Join CAMS in April for a screening of the Hungarian documentary film, “The Missing Tale” (2022), by Klara Trencsenyi. Exact date and location will be announced in spring 2023. The film is part of the CAMS film series Films You Cannot See Anywhere Else, which highlights unique and important films with small, local distribution.
“The Missing Tale” only came out in Hungary with no international release, and has an important take on Jewish-Indian culture. The documentary addresses the question: “What happens when you grew up in a family that has been silent about its past and you suddenly find a guide to your roots on the other side of the planet?”

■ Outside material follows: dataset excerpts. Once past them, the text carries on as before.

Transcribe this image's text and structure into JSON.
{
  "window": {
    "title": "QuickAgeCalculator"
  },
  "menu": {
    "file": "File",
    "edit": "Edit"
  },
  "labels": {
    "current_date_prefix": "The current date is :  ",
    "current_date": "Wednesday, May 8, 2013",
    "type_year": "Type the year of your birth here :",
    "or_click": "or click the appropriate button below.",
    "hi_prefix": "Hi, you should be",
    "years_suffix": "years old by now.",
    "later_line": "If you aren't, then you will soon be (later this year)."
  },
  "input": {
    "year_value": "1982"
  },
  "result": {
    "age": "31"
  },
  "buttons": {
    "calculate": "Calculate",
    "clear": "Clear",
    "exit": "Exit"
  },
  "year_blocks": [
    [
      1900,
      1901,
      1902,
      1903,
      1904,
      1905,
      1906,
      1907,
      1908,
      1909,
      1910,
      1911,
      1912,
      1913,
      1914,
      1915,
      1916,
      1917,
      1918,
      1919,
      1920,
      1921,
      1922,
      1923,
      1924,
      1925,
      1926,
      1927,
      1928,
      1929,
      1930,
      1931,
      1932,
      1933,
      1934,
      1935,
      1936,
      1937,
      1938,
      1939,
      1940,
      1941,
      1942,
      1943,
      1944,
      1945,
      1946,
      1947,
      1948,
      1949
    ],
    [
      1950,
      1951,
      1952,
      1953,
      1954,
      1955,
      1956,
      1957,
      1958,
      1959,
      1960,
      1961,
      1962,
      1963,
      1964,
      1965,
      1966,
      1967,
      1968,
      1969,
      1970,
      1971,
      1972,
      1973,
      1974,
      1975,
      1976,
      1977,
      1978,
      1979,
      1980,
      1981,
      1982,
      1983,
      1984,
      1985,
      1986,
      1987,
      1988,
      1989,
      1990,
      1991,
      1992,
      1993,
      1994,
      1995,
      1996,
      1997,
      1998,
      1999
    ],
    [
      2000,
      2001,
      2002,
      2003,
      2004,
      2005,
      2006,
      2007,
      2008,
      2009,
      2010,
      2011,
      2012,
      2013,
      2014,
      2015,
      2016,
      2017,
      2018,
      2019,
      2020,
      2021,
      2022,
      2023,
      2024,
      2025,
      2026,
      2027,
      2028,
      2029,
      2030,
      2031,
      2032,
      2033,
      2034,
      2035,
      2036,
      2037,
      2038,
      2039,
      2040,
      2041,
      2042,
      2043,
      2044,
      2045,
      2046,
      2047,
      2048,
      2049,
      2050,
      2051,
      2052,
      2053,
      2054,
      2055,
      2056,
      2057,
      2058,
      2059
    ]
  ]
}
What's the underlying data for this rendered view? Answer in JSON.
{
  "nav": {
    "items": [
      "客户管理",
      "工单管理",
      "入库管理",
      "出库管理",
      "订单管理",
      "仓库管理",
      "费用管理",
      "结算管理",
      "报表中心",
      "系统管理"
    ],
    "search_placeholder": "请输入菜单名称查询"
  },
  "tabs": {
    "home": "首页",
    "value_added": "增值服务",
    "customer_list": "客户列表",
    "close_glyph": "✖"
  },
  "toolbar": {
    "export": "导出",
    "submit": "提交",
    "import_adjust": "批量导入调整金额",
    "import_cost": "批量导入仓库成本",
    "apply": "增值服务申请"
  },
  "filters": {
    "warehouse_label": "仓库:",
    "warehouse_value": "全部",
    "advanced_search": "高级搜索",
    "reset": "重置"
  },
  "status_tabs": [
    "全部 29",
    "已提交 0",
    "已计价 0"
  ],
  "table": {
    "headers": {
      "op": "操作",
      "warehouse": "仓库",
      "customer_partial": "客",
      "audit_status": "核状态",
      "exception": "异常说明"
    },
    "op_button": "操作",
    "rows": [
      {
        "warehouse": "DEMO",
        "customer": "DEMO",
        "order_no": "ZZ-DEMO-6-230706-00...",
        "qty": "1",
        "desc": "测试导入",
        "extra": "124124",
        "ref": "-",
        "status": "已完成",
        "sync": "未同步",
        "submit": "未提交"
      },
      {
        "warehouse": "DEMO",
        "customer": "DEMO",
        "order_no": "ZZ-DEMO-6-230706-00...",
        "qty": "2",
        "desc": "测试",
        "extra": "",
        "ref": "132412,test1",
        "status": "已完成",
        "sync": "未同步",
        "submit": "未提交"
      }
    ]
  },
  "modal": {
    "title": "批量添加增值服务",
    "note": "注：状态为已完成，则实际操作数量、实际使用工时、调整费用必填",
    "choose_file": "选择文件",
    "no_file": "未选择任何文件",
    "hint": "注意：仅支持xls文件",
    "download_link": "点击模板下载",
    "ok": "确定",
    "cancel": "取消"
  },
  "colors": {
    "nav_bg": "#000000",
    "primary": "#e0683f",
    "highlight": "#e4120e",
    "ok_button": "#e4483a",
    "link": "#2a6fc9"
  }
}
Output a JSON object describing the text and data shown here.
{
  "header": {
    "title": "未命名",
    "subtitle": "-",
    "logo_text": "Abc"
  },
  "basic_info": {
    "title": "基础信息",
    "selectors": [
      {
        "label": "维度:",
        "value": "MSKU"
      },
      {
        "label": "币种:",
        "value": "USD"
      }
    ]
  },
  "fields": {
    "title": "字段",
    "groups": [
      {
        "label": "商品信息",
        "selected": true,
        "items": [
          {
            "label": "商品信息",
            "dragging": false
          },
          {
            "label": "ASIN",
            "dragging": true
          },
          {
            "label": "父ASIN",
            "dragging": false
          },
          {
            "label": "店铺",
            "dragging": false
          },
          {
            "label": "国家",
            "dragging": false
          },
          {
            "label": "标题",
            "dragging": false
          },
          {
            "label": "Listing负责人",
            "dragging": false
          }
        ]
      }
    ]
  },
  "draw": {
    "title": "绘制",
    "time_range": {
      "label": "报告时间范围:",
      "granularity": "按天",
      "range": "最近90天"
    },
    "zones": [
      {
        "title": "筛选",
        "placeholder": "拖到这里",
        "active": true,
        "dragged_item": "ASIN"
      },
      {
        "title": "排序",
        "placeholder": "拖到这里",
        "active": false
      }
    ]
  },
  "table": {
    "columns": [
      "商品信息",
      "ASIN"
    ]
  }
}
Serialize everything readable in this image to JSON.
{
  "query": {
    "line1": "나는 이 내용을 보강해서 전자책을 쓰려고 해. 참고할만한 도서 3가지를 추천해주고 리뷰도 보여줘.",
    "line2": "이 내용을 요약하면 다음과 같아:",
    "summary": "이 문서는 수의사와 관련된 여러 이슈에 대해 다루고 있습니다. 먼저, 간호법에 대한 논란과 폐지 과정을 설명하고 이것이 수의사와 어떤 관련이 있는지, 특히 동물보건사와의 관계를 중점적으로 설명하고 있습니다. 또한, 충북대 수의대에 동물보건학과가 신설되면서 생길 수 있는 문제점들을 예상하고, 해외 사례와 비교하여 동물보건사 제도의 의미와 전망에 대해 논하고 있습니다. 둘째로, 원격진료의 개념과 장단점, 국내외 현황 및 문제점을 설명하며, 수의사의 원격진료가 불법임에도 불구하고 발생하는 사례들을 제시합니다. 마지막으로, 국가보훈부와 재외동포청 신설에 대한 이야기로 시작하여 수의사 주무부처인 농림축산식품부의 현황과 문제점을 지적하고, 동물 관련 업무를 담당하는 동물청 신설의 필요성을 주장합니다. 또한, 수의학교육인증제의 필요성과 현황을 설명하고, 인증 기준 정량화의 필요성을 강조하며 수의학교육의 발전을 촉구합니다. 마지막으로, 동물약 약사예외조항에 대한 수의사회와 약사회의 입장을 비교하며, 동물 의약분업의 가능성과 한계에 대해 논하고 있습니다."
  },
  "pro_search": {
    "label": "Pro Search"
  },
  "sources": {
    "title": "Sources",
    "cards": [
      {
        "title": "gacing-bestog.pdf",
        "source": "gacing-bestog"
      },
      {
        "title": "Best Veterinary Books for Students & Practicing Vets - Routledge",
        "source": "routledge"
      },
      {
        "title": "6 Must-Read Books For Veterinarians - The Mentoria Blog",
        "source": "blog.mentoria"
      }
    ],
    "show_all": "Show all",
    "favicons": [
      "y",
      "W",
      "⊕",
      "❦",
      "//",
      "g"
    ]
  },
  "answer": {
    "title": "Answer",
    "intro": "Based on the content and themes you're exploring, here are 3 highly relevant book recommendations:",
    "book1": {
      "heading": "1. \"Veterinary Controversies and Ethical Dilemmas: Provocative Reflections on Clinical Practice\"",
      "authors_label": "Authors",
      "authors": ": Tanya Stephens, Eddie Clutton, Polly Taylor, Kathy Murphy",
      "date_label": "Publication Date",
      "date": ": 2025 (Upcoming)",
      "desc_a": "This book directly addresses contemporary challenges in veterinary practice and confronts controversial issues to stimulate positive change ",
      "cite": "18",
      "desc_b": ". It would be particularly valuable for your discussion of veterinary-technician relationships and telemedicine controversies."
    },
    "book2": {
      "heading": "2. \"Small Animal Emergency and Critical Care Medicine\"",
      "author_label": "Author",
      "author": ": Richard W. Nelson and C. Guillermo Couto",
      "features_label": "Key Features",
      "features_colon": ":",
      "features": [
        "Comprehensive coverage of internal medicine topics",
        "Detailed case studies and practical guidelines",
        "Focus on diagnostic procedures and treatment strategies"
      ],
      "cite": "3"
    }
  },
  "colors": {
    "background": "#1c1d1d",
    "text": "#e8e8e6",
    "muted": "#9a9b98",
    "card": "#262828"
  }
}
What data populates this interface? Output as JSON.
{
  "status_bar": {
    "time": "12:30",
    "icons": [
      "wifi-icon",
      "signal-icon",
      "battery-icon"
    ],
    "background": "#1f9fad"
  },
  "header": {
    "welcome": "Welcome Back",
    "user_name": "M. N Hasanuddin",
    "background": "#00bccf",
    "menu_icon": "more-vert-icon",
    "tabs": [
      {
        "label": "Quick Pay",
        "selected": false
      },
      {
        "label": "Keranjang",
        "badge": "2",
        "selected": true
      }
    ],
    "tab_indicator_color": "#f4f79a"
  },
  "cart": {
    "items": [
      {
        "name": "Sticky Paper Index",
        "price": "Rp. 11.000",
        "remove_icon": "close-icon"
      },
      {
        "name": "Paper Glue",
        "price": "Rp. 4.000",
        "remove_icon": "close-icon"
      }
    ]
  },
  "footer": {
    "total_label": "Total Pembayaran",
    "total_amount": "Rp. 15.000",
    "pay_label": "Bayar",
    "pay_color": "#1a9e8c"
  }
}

According to Trencsenyi, “For almost 2000 years there has been a flourishing Jewish community on Synagogue Lane in the South Indian city of Cochin. When I started to shoot this documentary, there were seven people left. Thousands of Cochini Jews migrated in the 1950s to the promised land of Israel leaving their ancestors behind in Cochini cemeteries.”
“Among the remaining ones, I came to discover my Jewish grandmother in the eldest Jewess of Cochin, Sarah Cohen. Once the backbone of the community, the 95-year-old matriarch was slowly losing her memory – thus the memory of the entire community was in danger. The film follows the efforts of three self-appointed “guardians” to carry on with the age-old heritage of Cochini Jews. One of them is a Muslim tailor, Thaha (45) who takes over Sarah Cohen’s embroidery of Jewish ritual cloths and tries to document the last moments of her life. The other one is Babu (60), the last guardian of a crumbling synagogue, whose life mission is to restore the building and the community rituals. The third one is a contemporary Israeli artist, Meydad (34) who comes to Cochin to paint the portrayal of deceased community members on the collapsing Jewish buildings. And during the shooting of this documentary, I have become the last guardian, entrusted by my “found grandmother” and her “found footage”, lots of personal archives, to tell the world about this community. But while doing so, I also tried to fill the gaps of my Eastern European identity with the heritage shared by this proud Jewess during the last days of her life.”